11:22am Thursday 4 Dec: Vice-Chancellor Nigel Thrift released a statement:

“For many years the student protests we have experienced at Warwick have been characterised by a spirit of co-operation between protesters and University staff which has helped facilitate peaceful protest and a safe environment for students, staff and visitors to our campus.

“I was therefore disheartened that yesterday’s protest uncharacteristically saw an unprovoked assault on one of our security team that gave us no alternative but to ask the police to attend the scene to investigate that alleged assault.

“Let me clear that the police were called solely to investigate the alleged assault on a member of staff and not in response to the protest on campus. When the police arrived our security team still endeavoured to get the individual alleged to have made the assault to fully identify himself before the police engaged directly with the protestors.

“Sadly that individual, and others present, would not co-operate with this request and the police were obliged to intervene directly. I, like many others, have been saddened by the images of what then occurred which saw police and students having to engage in and resolve an unnecessarily challenging situation which led on from the actions of one individual.

“I am sure that the vast majority of our University community continue to wish that campus protests are peaceful and safe for all and also share our hope that this unprovoked act of violence against our security team is an aberration. I am aware that another protest is due to take place on campus today and I very much welcome our Students Union’s reference to that planned protest being peaceful.”

Comments (7)

  • The Boar seem to have nothing to say about the assault that sparked the whole thing off and got the police out?

  • ‘for the first time in my memory, the security staff were faced with a
    surprising and very shocking and totally unprovoked act of violence’.

    That statement is horseshit. There are acts of violence every week at the university – usually student-on-student, often but not exclusively involving alcohol. As a resident tutor, I saw blood spilled on more than one occasion. Security staff would turn up, mill about and fuck off. They never called the police and certainly didn’t help the police engage in unacceptable thuggery.
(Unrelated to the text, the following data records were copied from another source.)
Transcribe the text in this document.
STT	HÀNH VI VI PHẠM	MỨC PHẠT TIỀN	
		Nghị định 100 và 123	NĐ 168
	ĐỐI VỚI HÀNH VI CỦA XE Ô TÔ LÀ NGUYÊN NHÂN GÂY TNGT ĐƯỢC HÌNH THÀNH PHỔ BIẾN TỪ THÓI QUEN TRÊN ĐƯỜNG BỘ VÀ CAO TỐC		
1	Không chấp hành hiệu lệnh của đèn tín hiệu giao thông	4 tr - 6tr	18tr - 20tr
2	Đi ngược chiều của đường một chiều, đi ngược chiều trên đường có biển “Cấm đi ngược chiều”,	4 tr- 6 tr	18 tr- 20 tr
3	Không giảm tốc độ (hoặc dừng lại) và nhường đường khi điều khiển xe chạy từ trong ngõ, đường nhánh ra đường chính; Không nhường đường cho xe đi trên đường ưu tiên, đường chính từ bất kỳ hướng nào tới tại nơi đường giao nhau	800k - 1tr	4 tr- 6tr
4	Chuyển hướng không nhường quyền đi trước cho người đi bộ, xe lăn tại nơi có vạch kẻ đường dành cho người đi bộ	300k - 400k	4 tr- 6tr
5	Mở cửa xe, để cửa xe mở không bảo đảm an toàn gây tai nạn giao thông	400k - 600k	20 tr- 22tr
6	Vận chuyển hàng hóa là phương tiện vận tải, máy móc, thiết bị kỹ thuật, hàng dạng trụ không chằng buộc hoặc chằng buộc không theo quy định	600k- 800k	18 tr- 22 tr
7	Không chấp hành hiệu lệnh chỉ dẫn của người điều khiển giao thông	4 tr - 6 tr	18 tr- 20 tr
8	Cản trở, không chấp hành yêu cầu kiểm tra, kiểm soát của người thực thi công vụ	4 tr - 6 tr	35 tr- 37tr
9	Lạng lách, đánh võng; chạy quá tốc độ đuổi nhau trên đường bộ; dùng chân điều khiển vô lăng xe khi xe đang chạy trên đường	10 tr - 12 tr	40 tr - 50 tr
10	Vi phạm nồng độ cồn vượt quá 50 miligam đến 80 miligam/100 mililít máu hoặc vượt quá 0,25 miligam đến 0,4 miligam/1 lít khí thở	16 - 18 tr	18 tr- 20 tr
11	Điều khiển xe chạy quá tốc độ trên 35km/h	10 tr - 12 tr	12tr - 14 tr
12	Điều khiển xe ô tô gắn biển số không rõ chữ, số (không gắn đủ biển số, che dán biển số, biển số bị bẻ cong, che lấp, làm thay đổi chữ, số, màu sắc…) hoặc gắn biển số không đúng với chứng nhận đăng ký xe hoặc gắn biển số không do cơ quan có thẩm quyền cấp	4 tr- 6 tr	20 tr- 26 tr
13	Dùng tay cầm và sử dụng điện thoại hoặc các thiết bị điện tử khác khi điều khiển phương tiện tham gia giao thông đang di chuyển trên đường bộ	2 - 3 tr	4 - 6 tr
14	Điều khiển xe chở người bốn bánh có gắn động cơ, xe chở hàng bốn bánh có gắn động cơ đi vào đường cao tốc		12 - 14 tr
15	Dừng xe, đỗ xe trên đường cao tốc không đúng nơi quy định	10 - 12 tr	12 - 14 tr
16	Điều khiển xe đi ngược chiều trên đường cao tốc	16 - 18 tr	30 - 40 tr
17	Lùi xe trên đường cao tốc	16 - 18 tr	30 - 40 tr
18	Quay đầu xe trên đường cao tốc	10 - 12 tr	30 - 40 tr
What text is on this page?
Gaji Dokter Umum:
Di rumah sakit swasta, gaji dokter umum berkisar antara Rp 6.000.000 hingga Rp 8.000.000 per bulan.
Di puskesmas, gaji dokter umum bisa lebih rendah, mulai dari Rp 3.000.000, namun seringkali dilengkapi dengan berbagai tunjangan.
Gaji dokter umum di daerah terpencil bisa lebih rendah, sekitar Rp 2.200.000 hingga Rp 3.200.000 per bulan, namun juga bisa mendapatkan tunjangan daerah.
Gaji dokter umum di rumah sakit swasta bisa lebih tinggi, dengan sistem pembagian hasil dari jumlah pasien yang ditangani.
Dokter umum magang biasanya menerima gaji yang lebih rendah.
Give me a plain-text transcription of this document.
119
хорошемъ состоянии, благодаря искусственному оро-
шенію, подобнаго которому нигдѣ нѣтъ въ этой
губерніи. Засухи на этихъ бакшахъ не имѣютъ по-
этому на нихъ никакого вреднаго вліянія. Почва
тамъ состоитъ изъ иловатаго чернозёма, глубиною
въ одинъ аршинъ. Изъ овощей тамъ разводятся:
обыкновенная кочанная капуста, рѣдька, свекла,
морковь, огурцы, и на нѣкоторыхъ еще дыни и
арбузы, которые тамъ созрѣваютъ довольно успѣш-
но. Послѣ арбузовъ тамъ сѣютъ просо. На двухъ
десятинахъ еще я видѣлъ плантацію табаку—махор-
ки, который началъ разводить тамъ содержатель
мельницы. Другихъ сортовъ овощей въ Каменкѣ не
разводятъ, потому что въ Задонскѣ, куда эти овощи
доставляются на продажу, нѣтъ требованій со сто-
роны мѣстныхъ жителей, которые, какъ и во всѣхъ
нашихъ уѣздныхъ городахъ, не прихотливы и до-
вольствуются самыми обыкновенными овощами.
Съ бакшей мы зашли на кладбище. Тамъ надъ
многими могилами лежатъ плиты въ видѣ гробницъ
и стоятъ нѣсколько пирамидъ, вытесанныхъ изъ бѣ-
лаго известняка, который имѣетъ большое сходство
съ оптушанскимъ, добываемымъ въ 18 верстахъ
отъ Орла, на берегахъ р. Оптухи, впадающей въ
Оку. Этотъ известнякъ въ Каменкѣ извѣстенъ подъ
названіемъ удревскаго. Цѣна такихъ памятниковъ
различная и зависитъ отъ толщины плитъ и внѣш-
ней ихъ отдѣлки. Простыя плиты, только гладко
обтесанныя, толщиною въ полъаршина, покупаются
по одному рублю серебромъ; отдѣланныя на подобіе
  • More worry are the thugs – clearly hired by the university – in white shirts and ties. Who are they? If they are acting as doormen – which they clearly were – they why are they not wearing their licensing badges? Are they licensed? Or has the university just decided that rent-a-mob is an acceptable way to behave?

  • Julipee Semler

    Even “non paying” students should be free to protest without police attacking them.

    Warwick may find it bad business to allow attacks on new breed of consumer students. But doubtful if 50 years on protest will have same beneficial influence on its governance.

  • I just don’t get this ‘education should be free’ entitlement. It makes no sense – clearly there is a cost to providing education at a university and if you want a free option then there are increasingly more and more ways to study online. Do they expect jobs to be unpaid because entrepreneurs deserve free labour? Although I guess jobs maybe aren’t a concern for the demographics of the protesters (and they are spending their time protesting at a time when most paying students would be intensely studying for December exams/deadlines.